UNITED STATES -- It's been a confusing and frustrating final weeks of the year for taxpayers and their financial advisors as Congress struggled to reach a compromise on the fiscal cliff.

"It's a very difficult task giving advice sometimes when you don't know what the tax laws are," said Frank Squadrito Jr., a Certified Public Accountant partner at D'Arcangelo and Co.

With a number of proposals floating around Congress, accountants have had to plan for a variety of scenarios, without certainty in any of them.

"Taxes are going to go up next year, at least to some degree. The question is, how much," said Mike Reilly, a Certified Public Accountant, Partner in Charge of Tax Department at Dannible and McKee.

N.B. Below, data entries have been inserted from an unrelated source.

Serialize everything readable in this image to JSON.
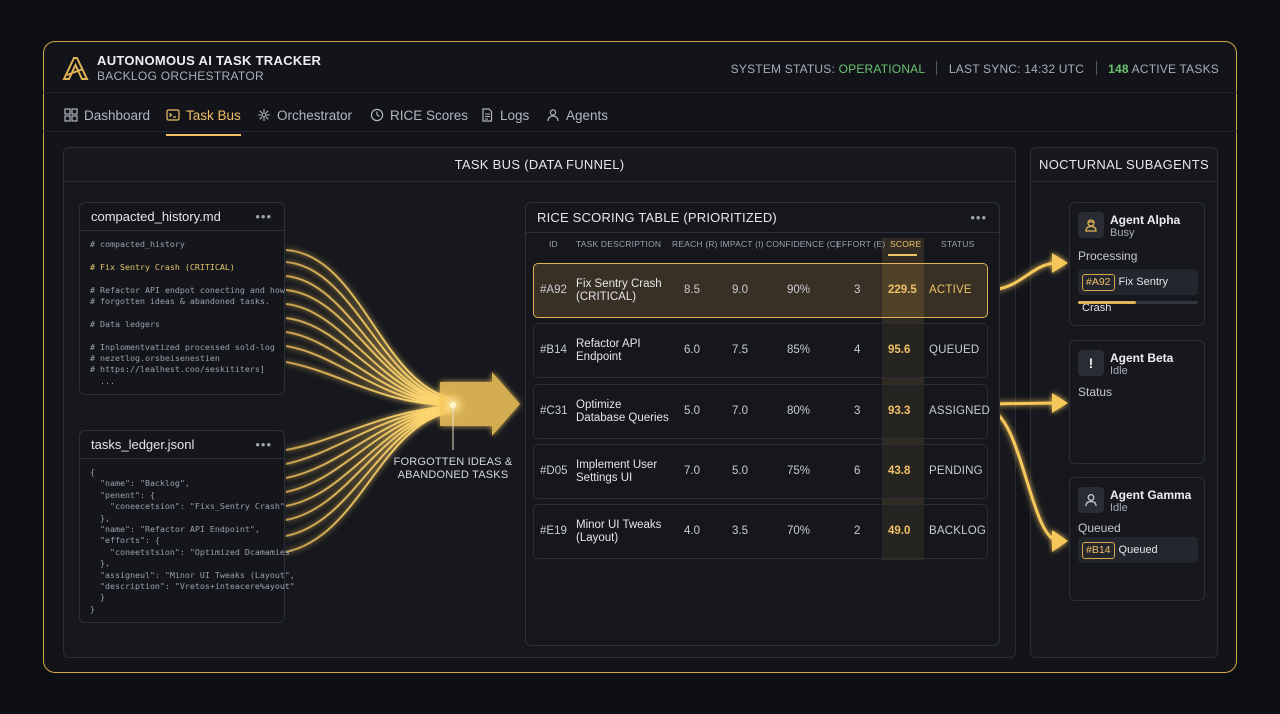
{
  "app": {
    "title": "AUTONOMOUS AI TASK TRACKER",
    "subtitle": "BACKLOG ORCHESTRATOR"
  },
  "status": {
    "system_label": "SYSTEM STATUS:",
    "system_value": "OPERATIONAL",
    "last_sync": "LAST SYNC: 14:32 UTC",
    "active_count": "148",
    "active_label": "ACTIVE TASKS"
  },
  "nav": {
    "items": [
      {
        "label": "Dashboard",
        "icon": "grid-icon"
      },
      {
        "label": "Task Bus",
        "icon": "terminal-icon",
        "active": true
      },
      {
        "label": "Orchestrator",
        "icon": "network-icon"
      },
      {
        "label": "RICE Scores",
        "icon": "gauge-icon"
      },
      {
        "label": "Logs",
        "icon": "document-icon"
      },
      {
        "label": "Agents",
        "icon": "user-icon"
      }
    ]
  },
  "task_bus": {
    "title": "TASK BUS (DATA FUNNEL)",
    "funnel_label": "FORGOTTEN IDEAS & ABANDONED TASKS",
    "files": [
      {
        "name": "compacted_history.md",
        "lines": [
          "# compacted_history",
          "",
          "# Fix Sentry Crash (CRITICAL)",
          "",
          "# Refactor API endpot conecting and how",
          "# forgotten ideas & abandoned tasks.",
          "",
          "# Data ledgers",
          "",
          "# Inplomentvatized processed sold-log",
          "# nezetlog.orsbeisenestien",
          "# https://lealhest.coo/seskititers]",
          "  ..."
        ]
      },
      {
        "name": "tasks_ledger.jsonl",
        "lines": [
          "{",
          "  \"name\": \"Backlog\",",
          "  \"penent\": {",
          "    \"coneecetsion\": \"Fixs_Sentry Crash\"",
          "  },",
          "  \"name\": \"Refactor API Endpoint\",",
          "  \"efforts\": {",
          "    \"coneetstsion\": \"Optimized Dcamamies\"",
          "  },",
          "  \"assigneul\": \"Minor UI Tweaks (Layout\",",
          "  \"description\": \"Vretos+inteacere%ayout\"",
          "  }",
          "}"
        ]
      }
    ]
  },
  "rice": {
    "title": "RICE SCORING TABLE (PRIORITIZED)",
    "columns": [
      "ID",
      "TASK DESCRIPTION",
      "REACH (R)",
      "IMPACT (I)",
      "CONFIDENCE (C)",
      "EFFORT (E)",
      "SCORE",
      "STATUS"
    ],
    "rows": [
      {
        "id": "#A92",
        "desc": "Fix Sentry Crash (CRITICAL)",
        "reach": "8.5",
        "impact": "9.0",
        "confidence": "90%",
        "effort": "3",
        "score": "229.5",
        "status": "ACTIVE"
      },
      {
        "id": "#B14",
        "desc": "Refactor API Endpoint",
        "reach": "6.0",
        "impact": "7.5",
        "confidence": "85%",
        "effort": "4",
        "score": "95.6",
        "status": "QUEUED"
      },
      {
        "id": "#C31",
        "desc": "Optimize Database Queries",
        "reach": "5.0",
        "impact": "7.0",
        "confidence": "80%",
        "effort": "3",
        "score": "93.3",
        "status": "ASSIGNED"
      },
      {
        "id": "#D05",
        "desc": "Implement User Settings UI",
        "reach": "7.0",
        "impact": "5.0",
        "confidence": "75%",
        "effort": "6",
        "score": "43.8",
        "status": "PENDING"
      },
      {
        "id": "#E19",
        "desc": "Minor UI Tweaks (Layout)",
        "reach": "4.0",
        "impact": "3.5",
        "confidence": "70%",
        "effort": "2",
        "score": "49.0",
        "status": "BACKLOG"
      }
    ]
  },
  "agents": {
    "title": "NOCTURNAL SUBAGENTS",
    "list": [
      {
        "name": "Agent Alpha",
        "state": "Busy",
        "label": "Processing",
        "task_id": "#A92",
        "task_name": "Fix Sentry Crash",
        "progress": 0.48,
        "icon": "worker-icon"
      },
      {
        "name": "Agent Beta",
        "state": "Idle",
        "label": "Status",
        "icon": "alert-icon"
      },
      {
        "name": "Agent Gamma",
        "state": "Idle",
        "label": "Queued",
        "task_id": "#B14",
        "task_name": "Queued",
        "icon": "person-icon"
      }
    ]
  },
  "colors": {
    "accent": "#f0c068",
    "border": "#d6a84a",
    "ok": "#6ac26f",
    "bg": "#0d0f14"
  }
}
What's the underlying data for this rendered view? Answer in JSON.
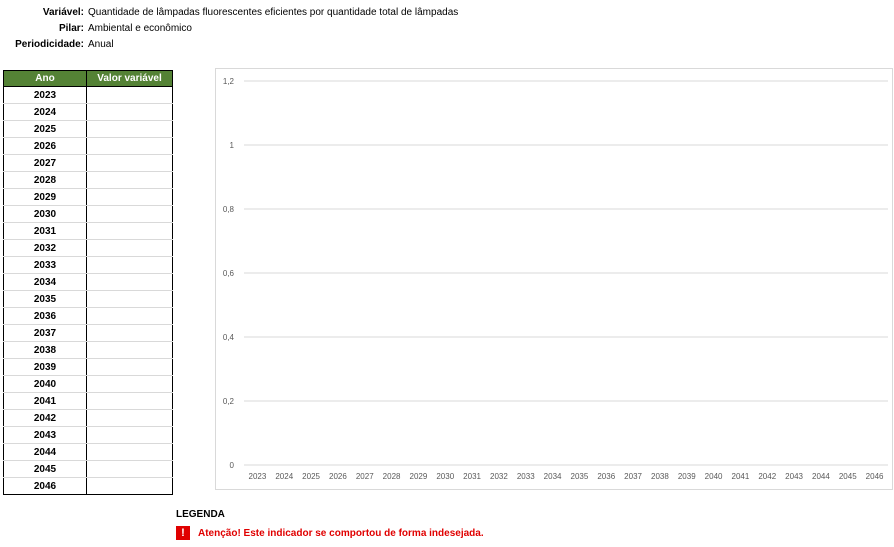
{
  "meta": {
    "variavel_label": "Variável:",
    "variavel_value": "Quantidade de lâmpadas fluorescentes eficientes por quantidade total de lâmpadas",
    "pilar_label": "Pilar:",
    "pilar_value": "Ambiental e econômico",
    "periodicidade_label": "Periodicidade:",
    "periodicidade_value": "Anual"
  },
  "table": {
    "headers": [
      "Ano",
      "Valor variável"
    ],
    "years": [
      "2023",
      "2024",
      "2025",
      "2026",
      "2027",
      "2028",
      "2029",
      "2030",
      "2031",
      "2032",
      "2033",
      "2034",
      "2035",
      "2036",
      "2037",
      "2038",
      "2039",
      "2040",
      "2041",
      "2042",
      "2043",
      "2044",
      "2045",
      "2046"
    ]
  },
  "chart_data": {
    "type": "line",
    "categories": [
      "2023",
      "2024",
      "2025",
      "2026",
      "2027",
      "2028",
      "2029",
      "2030",
      "2031",
      "2032",
      "2033",
      "2034",
      "2035",
      "2036",
      "2037",
      "2038",
      "2039",
      "2040",
      "2041",
      "2042",
      "2043",
      "2044",
      "2045",
      "2046"
    ],
    "series": [],
    "y_ticks": [
      "0",
      "0,2",
      "0,4",
      "0,6",
      "0,8",
      "1",
      "1,2"
    ],
    "ylim": [
      0,
      1.2
    ],
    "grid": true,
    "legend": "none"
  },
  "legend": {
    "title": "LEGENDA",
    "icon_text": "!",
    "warning": "Atenção! Este indicador se comportou de forma indesejada."
  },
  "colors": {
    "header_green": "#548235",
    "warning_red": "#e00000",
    "grid": "#d9d9d9"
  }
}
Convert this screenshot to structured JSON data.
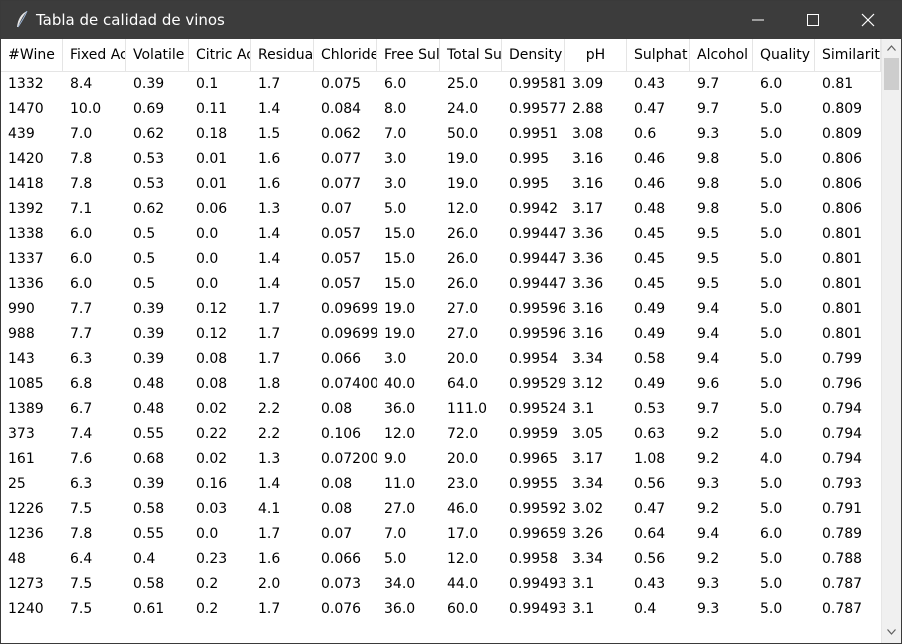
{
  "window": {
    "title": "Tabla de calidad de vinos",
    "icon": "feather-icon",
    "controls": [
      "minimize-icon",
      "maximize-icon",
      "close-icon"
    ]
  },
  "table": {
    "columns": [
      "#Wine",
      "Fixed Ac",
      "Volatile",
      "Citric Ac",
      "Residua",
      "Chloride",
      "Free Sul",
      "Total Su",
      "Density",
      "pH",
      "Sulphat",
      "Alcohol",
      "Quality",
      "Similarit"
    ],
    "rows": [
      [
        "1332",
        "8.4",
        "0.39",
        "0.1",
        "1.7",
        "0.075",
        "6.0",
        "25.0",
        "0.99581(",
        "3.09",
        "0.43",
        "9.7",
        "6.0",
        "0.81"
      ],
      [
        "1470",
        "10.0",
        "0.69",
        "0.11",
        "1.4",
        "0.084",
        "8.0",
        "24.0",
        "0.99577§",
        "2.88",
        "0.47",
        "9.7",
        "5.0",
        "0.809"
      ],
      [
        "439",
        "7.0",
        "0.62",
        "0.18",
        "1.5",
        "0.062",
        "7.0",
        "50.0",
        "0.9951",
        "3.08",
        "0.6",
        "9.3",
        "5.0",
        "0.809"
      ],
      [
        "1420",
        "7.8",
        "0.53",
        "0.01",
        "1.6",
        "0.077",
        "3.0",
        "19.0",
        "0.995",
        "3.16",
        "0.46",
        "9.8",
        "5.0",
        "0.806"
      ],
      [
        "1418",
        "7.8",
        "0.53",
        "0.01",
        "1.6",
        "0.077",
        "3.0",
        "19.0",
        "0.995",
        "3.16",
        "0.46",
        "9.8",
        "5.0",
        "0.806"
      ],
      [
        "1392",
        "7.1",
        "0.62",
        "0.06",
        "1.3",
        "0.07",
        "5.0",
        "12.0",
        "0.9942",
        "3.17",
        "0.48",
        "9.8",
        "5.0",
        "0.806"
      ],
      [
        "1338",
        "6.0",
        "0.5",
        "0.0",
        "1.4",
        "0.057",
        "15.0",
        "26.0",
        "0.99447§",
        "3.36",
        "0.45",
        "9.5",
        "5.0",
        "0.801"
      ],
      [
        "1337",
        "6.0",
        "0.5",
        "0.0",
        "1.4",
        "0.057",
        "15.0",
        "26.0",
        "0.99447§",
        "3.36",
        "0.45",
        "9.5",
        "5.0",
        "0.801"
      ],
      [
        "1336",
        "6.0",
        "0.5",
        "0.0",
        "1.4",
        "0.057",
        "15.0",
        "26.0",
        "0.99447§",
        "3.36",
        "0.45",
        "9.5",
        "5.0",
        "0.801"
      ],
      [
        "990",
        "7.7",
        "0.39",
        "0.12",
        "1.7",
        "0.09699§",
        "19.0",
        "27.0",
        "0.99596(",
        "3.16",
        "0.49",
        "9.4",
        "5.0",
        "0.801"
      ],
      [
        "988",
        "7.7",
        "0.39",
        "0.12",
        "1.7",
        "0.09699§",
        "19.0",
        "27.0",
        "0.99596(",
        "3.16",
        "0.49",
        "9.4",
        "5.0",
        "0.801"
      ],
      [
        "143",
        "6.3",
        "0.39",
        "0.08",
        "1.7",
        "0.066",
        "3.0",
        "20.0",
        "0.9954",
        "3.34",
        "0.58",
        "9.4",
        "5.0",
        "0.799"
      ],
      [
        "1085",
        "6.8",
        "0.48",
        "0.08",
        "1.8",
        "0.07400(",
        "40.0",
        "64.0",
        "0.99529",
        "3.12",
        "0.49",
        "9.6",
        "5.0",
        "0.796"
      ],
      [
        "1389",
        "6.7",
        "0.48",
        "0.02",
        "2.2",
        "0.08",
        "36.0",
        "111.0",
        "0.99524",
        "3.1",
        "0.53",
        "9.7",
        "5.0",
        "0.794"
      ],
      [
        "373",
        "7.4",
        "0.55",
        "0.22",
        "2.2",
        "0.106",
        "12.0",
        "72.0",
        "0.9959",
        "3.05",
        "0.63",
        "9.2",
        "5.0",
        "0.794"
      ],
      [
        "161",
        "7.6",
        "0.68",
        "0.02",
        "1.3",
        "0.07200(",
        "9.0",
        "20.0",
        "0.9965",
        "3.17",
        "1.08",
        "9.2",
        "4.0",
        "0.794"
      ],
      [
        "25",
        "6.3",
        "0.39",
        "0.16",
        "1.4",
        "0.08",
        "11.0",
        "23.0",
        "0.9955",
        "3.34",
        "0.56",
        "9.3",
        "5.0",
        "0.793"
      ],
      [
        "1226",
        "7.5",
        "0.58",
        "0.03",
        "4.1",
        "0.08",
        "27.0",
        "46.0",
        "0.99592",
        "3.02",
        "0.47",
        "9.2",
        "5.0",
        "0.791"
      ],
      [
        "1236",
        "7.8",
        "0.55",
        "0.0",
        "1.7",
        "0.07",
        "7.0",
        "17.0",
        "0.99659",
        "3.26",
        "0.64",
        "9.4",
        "6.0",
        "0.789"
      ],
      [
        "48",
        "6.4",
        "0.4",
        "0.23",
        "1.6",
        "0.066",
        "5.0",
        "12.0",
        "0.9958",
        "3.34",
        "0.56",
        "9.2",
        "5.0",
        "0.788"
      ],
      [
        "1273",
        "7.5",
        "0.58",
        "0.2",
        "2.0",
        "0.073",
        "34.0",
        "44.0",
        "0.99493§",
        "3.1",
        "0.43",
        "9.3",
        "5.0",
        "0.787"
      ],
      [
        "1240",
        "7.5",
        "0.61",
        "0.2",
        "1.7",
        "0.076",
        "36.0",
        "60.0",
        "0.99493§",
        "3.1",
        "0.4",
        "9.3",
        "5.0",
        "0.787"
      ]
    ]
  },
  "scrollbar": {
    "up_icon": "chevron-up-icon",
    "down_icon": "chevron-down-icon"
  },
  "colors": {
    "titlebar": "#3c3c3c",
    "scroll_thumb": "#cdcdcd"
  }
}
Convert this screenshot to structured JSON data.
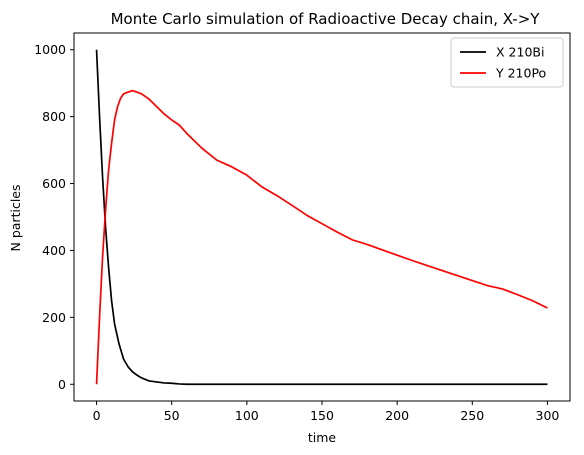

Financial advisors have been trying to predict the effects on individuals if the Bush tax cuts will expire, be extended for everyone or just be extended for certain incomes.

"I think it's a big concern because it really puts taxpayers in an uncomfortable position because they can't plan. They're advisors can't plan. It's actually costing them more money because as advisors, we have to run the calculations several times. We have to run them on a guess and then when it does pass, we might have to run additional calculations," said Reilly.

In most cases accountants have advised clients to cash in stocks in 2012 to avoid potential double digit percentage tax increases on those profits in 2013.

"It's hard to tell people, 'Why don't you pay more tax this year, so you'll pay tax less next year.' That's a hard sell sometimes," said Squadrito.

Reilly added, "If they have long-term capital gains, that's taxed at a 15 percent rate right now for federal. That's the lowest rate it's probably going to be for a long period of time."

While some clients have taken that advice, many simply can't afford to.

Financial advisors say regardless of how the crisis is resolved, everyone will feel the effects, as Congress will have to address the mounting federal debt.

If a decision isn't made by the New Year, there's still a chance that something could be done retroactively. But experts say the longer agreement put off, the harder it will be to mitigate the effects.